Part 23

9.6K 1.1K 42
                                    

Motor Adel melewati kawasan yang tampak tidak terlalu ramai. Memasuki sebuah gang lebar yang hampir tidak terjamah banyak orang. Ashel mengernyit melihat Adel menghentikan motornya di depan sebuah Apartemen. "Kok kita kesini?" Tanyanya panik. Kepalanya tertoleh melihat ke samping, sepi. "Del, kamu gak mau ngapa ngapain kan??" Balasnya gemetar.

Adel melepas helmnya dan menatap lewat spion motor. "Tadi kan udah di bilang mau nunjukin sesuatu, Shel."

"Tapi kenapa kesini? Bikin parno aja."

"Turun dulu gih." Adel turun dari motornya.

Ashel tetap berada di atas motor, matanya menatap Adel was-was. "Kenapa sih? Takut bener sama pacar sendiri." Tangan Adel terulur membantu Ashel turun dari motor.

Ashel terlihat sebal, mau tidak mau akhirnya turun dari motor. Dia berjalan di belakang Adel dengan sikap was-was. Adel mengambil sesuatu di dalam pos satpam dan menyerahkan sebuah tongkat pukul ke Ashel. "Kalau aku berani ngapa-ngapain kamu, pukul aja pake tongkat itu sampe kepalaku bocor." Katanya santai.

Mata Ashel terbelalak. Tapi tetap di pegangnya tongkat itu untuk berjaga-jaga.

"Tapi mukulnya jangan sampe bikin aku mati ya? Ntar gak ada yang secinta ini sama kamu. Harus pakai perasaan." Lanjut Adel dengan sikap serius.

Wajah Ashel sedikit memucat begitu Adel mulai menendang pintu Apartemen sampai terbuka lebar. Ruangan terbuka, cahaya matahari menyeruak masuk lewat jendela-jendela. Adel masuk terlebih dahulu kemudian diikuti Ashel berada di belakangnya. 

Adel berbalik menatap Ashel. Senyum Adel mengembang. "Del, kamu beneran gak macem-macem kan?"

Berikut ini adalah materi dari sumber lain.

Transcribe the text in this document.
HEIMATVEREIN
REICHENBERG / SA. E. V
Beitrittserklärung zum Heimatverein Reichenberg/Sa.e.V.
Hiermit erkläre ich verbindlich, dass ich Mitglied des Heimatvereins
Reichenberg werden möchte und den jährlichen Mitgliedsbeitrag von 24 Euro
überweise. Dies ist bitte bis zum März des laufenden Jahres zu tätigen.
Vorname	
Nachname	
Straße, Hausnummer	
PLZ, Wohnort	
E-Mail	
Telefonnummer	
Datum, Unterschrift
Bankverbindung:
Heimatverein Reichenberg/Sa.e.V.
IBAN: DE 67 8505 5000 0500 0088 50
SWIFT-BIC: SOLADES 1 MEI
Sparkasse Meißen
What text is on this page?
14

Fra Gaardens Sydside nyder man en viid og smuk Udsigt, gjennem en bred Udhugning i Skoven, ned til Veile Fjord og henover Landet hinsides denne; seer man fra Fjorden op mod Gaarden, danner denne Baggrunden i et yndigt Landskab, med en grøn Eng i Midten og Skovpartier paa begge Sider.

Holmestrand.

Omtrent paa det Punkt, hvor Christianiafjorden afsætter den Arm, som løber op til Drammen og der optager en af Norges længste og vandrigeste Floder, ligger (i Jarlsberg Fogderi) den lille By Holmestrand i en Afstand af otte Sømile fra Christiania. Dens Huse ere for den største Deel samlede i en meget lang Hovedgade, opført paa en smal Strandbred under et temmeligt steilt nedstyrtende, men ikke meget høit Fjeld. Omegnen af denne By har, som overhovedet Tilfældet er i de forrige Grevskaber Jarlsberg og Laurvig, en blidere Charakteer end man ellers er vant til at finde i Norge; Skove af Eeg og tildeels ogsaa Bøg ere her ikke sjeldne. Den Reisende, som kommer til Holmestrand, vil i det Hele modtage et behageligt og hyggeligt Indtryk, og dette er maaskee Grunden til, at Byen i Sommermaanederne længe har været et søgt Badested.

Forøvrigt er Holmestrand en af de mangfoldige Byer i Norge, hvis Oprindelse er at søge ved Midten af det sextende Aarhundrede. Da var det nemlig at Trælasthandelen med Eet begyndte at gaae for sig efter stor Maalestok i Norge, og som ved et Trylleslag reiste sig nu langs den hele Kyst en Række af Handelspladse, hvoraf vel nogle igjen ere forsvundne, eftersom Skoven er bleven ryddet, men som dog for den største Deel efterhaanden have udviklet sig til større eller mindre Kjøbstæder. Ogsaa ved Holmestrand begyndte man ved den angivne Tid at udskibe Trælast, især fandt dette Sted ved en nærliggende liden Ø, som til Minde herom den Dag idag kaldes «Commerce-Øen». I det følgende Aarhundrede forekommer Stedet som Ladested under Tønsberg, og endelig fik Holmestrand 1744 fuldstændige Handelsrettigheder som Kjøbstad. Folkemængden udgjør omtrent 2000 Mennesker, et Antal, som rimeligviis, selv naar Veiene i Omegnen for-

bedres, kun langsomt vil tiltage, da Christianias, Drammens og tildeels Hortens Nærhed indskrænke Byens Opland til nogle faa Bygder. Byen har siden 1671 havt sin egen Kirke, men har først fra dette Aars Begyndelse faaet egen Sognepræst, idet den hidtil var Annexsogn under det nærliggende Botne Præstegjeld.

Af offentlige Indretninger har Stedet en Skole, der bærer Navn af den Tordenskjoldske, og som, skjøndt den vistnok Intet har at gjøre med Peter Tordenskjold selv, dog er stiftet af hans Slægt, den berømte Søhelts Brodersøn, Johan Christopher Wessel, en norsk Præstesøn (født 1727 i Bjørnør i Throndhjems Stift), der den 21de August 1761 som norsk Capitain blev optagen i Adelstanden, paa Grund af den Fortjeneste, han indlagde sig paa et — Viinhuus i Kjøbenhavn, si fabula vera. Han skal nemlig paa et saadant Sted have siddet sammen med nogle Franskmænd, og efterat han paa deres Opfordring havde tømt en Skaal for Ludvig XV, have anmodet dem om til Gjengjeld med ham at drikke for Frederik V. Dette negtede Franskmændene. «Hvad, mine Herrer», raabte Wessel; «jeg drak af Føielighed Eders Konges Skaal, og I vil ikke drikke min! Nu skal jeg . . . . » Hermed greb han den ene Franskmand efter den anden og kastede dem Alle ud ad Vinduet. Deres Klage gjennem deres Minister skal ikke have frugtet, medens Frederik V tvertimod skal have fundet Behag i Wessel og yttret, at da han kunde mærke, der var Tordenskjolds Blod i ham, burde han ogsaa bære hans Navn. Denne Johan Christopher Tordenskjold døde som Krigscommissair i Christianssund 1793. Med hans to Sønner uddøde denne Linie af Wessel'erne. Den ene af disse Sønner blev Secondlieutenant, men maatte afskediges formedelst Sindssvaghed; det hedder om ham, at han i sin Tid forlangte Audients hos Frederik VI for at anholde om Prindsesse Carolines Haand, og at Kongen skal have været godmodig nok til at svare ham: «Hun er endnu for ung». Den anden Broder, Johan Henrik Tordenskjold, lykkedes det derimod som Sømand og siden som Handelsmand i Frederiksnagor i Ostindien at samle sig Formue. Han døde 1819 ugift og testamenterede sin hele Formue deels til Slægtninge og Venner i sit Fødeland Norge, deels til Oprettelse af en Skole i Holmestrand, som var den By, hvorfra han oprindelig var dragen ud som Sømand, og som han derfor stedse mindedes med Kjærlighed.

Senyum Adel tiba-tiba menghilang.

Tatapan hangat di matanya pelan-pelan meredup.

"Tempat dimana aku dan mama liat sendiri papa selingkuh disini." Jawab Adel tiba-tiba.

Adel duduk di ujung ranjang dan melempar tas ranselnya sembarang. "Waktu itu ada tetangga yang bilang kalau papa pulang ke rumah tapi bukan sama mama. Dia sama perempuan simpanannya yang selama ini di sembunyiin." Adel menatap Ashel yang duduk di sebelahnya. "Akhirnya mama ngecancel semua kerjaan kantornya dan segera pulang.  Beruntung banget pas sampai rumah, mobil papa baru aja keluar gerbang dan mama ngikutin mobil papa dari belakang. Mama sempet nelfon aku buat nyusul beliau." Adel menutup wajahnya dengan telapak tangan. "Dan.... Mama mergokin papa lagi sama selingkuhannya disini." Adel menepuk kasar kasur yang di dudukinya.

Tongkat yang berada di tangan Ashel mendadak jatuh ke lantai.

Ashel mengusap bahu kanan Adel untuk menenangkan. "Mama syok, Shel. Laki-laki yang selama ini dia percaya ternyata seorang bajingan."

"Sekarang mama papa kamu dimana?"

"Tiga tahun lalu mama mutusin buat cerai. Abis itu aku gak tau lagi beliau tinggal dimana, Gimana kondisinya, sehat atau udah gak ada. Papa kemarin pulang, tapi gak tau dia tinggal dimana."

"Kalau waktu itu mama gak dapet telfon dari tetangga, mungkin mama masih hidup sama laki-laki brengsek itu yang aku kira adalah rumah. Ternyata kandang babi."

Mata Adel terlihat memerah menahan emosi. "Nomor mama udah gak bisa di hubungi sejak cerai sama papa. Aku kehilangan semuanya, Shel." Adel terlihat menahan tangis.

Ashel membisu. Di tatapnya Adel yang mendadak jadi sosok yang rapuh nyaris tak tersentuh.

"Masih ada aku, Del. Kamu gak sendirian. Dan jangan pernah benci dengan papa kamu. Mau gimanapun beliau tetaplah orang tua yang harus kita hormati." Ashel mengusap lembut bahu kanan Adel. "Kita memang punya keinginan tapi dunia punya kenyataan. Sabar ya. Semua akan baik-baik aja." Di peluknya tubuh Adel dengan tenang.